Under Reformed Protestantism, God has predestined the elect to salvation and the reprobate to damnation. Being a faithful Catholic therefore means, practically by definition, that you are a reprobate. And here’s the kicker: if you are one of the reprobate, many of the passages from the Gospel on forgiving your brother and helping him do not apply (at least as they interpret them). Once you cross the Tiber, you are anathema and damned.If you leave a gospel-preaching church for Rome, of course we do (or ought) to treat you as lacking a credible profession of faith. Normally, for such a departure from the faith, a Reformed church will provide the Biblical discipline of excommunication.
That discipline, however, is discipline not condemnation.

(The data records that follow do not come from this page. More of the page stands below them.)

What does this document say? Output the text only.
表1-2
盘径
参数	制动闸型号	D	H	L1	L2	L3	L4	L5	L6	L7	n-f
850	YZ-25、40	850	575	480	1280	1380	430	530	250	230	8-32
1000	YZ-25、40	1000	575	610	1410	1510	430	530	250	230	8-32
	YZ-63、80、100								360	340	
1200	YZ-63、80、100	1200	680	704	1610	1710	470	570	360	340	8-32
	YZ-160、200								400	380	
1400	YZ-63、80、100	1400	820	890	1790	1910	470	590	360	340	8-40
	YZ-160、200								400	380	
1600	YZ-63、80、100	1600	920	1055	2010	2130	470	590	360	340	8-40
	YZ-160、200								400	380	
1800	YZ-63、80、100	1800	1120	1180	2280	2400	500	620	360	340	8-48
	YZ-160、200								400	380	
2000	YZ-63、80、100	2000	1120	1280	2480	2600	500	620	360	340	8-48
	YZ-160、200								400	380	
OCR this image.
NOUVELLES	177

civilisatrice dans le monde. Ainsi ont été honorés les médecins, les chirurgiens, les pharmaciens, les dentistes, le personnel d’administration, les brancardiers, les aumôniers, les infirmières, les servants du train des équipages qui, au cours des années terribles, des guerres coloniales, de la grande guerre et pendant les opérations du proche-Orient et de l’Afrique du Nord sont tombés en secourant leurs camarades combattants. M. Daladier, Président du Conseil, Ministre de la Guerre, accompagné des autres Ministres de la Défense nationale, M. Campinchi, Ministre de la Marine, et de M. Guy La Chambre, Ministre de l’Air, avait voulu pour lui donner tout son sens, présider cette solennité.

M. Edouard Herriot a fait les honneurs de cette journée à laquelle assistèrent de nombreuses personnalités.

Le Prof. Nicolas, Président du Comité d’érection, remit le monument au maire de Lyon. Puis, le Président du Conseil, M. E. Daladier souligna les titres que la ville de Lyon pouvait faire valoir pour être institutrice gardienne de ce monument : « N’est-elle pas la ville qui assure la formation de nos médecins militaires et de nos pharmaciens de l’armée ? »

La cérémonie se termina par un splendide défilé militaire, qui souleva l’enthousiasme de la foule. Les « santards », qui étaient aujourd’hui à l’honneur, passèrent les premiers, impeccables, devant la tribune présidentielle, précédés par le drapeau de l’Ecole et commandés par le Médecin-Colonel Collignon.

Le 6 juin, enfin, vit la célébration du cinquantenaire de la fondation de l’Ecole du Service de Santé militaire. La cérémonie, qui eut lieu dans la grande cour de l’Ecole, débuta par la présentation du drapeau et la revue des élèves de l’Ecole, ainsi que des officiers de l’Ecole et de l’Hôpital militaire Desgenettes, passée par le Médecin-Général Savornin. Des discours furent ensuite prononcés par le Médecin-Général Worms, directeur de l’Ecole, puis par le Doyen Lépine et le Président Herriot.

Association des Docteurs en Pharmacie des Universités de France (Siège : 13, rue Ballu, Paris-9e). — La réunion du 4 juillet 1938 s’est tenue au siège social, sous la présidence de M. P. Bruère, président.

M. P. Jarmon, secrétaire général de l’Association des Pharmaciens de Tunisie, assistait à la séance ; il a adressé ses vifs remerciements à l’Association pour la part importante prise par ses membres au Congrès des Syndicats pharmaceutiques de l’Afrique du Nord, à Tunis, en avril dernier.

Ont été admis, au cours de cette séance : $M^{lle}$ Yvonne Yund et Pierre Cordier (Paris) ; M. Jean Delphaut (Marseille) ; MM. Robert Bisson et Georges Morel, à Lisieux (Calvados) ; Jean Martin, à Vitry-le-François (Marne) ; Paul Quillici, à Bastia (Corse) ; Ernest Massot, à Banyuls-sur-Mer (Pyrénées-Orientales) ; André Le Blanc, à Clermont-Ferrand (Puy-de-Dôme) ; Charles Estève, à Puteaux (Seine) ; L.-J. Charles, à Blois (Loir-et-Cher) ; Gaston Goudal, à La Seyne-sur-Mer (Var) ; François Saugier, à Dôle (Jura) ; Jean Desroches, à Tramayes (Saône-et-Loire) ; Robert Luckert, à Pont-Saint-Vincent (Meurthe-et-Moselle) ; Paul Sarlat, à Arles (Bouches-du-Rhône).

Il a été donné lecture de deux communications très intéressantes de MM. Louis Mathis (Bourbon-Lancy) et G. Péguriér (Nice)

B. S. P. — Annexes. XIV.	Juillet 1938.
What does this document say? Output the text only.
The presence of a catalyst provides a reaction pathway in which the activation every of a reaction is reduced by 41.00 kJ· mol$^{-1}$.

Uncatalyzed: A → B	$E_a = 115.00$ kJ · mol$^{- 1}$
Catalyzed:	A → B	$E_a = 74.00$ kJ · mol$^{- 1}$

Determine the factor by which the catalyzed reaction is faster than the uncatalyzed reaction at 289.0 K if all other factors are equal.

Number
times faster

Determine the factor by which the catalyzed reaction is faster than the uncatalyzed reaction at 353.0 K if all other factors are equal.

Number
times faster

Through excommunication, it is hoped that a person will be brought back to the faith. It is hoped that he will see the error of his ways, repent of his sin, and return to the flock of Christ.
There is certainly no judgment as to the election or reprobation of the person. Only God knows who the elect and reprobate are - moreover, "to him that is joined to all the living there is hope," (Ecclesiastes 9:4) and we hold out that hope even for the most anti-Reformed, anti-Evangelical member of the "Called to Communion" blog.
It is our desire to see those who have apostatized from the church of Christ brought back to her. I realize that pointing out that the church of Rome is a synagogue of Satan is going to make those in the church of Rome unhappy - surely it made the people unhappy to whom the phrase was originally applied. Nevertheless, the point of such comments is to warn those of the danger.
When I tell you that your house isn't comfortable warm, it's on fire, I'm not attacking your house or pouring out vitriol against your air conditioning unit. It's an expression of love to warn those who we care about to avoid danger - not an expression of hatred.
One might think that Mr. Rose would appreciate this, since he wrote:
To their credit, they have this hatred for the Catholic Church (or “Romanism,” as you will hear) because they believe it is leading people away from Jesus and the Gospel. And good for them! If I believed that some church or denomination was doing that, I would oppose it too–perhaps not using their same vitriol and methods–but I would not want people to follow those beliefs.And Rome does lead people away from the Gospel, encouraging them to trust in Mary, angels, martyrs, and saints and not in God alone - requiring their submission to a man who sits on an earthly throne in an earthly palace, claiming to be the earthly head of the church.
But unto us, there is one Lord (1 Corinthians 8:6).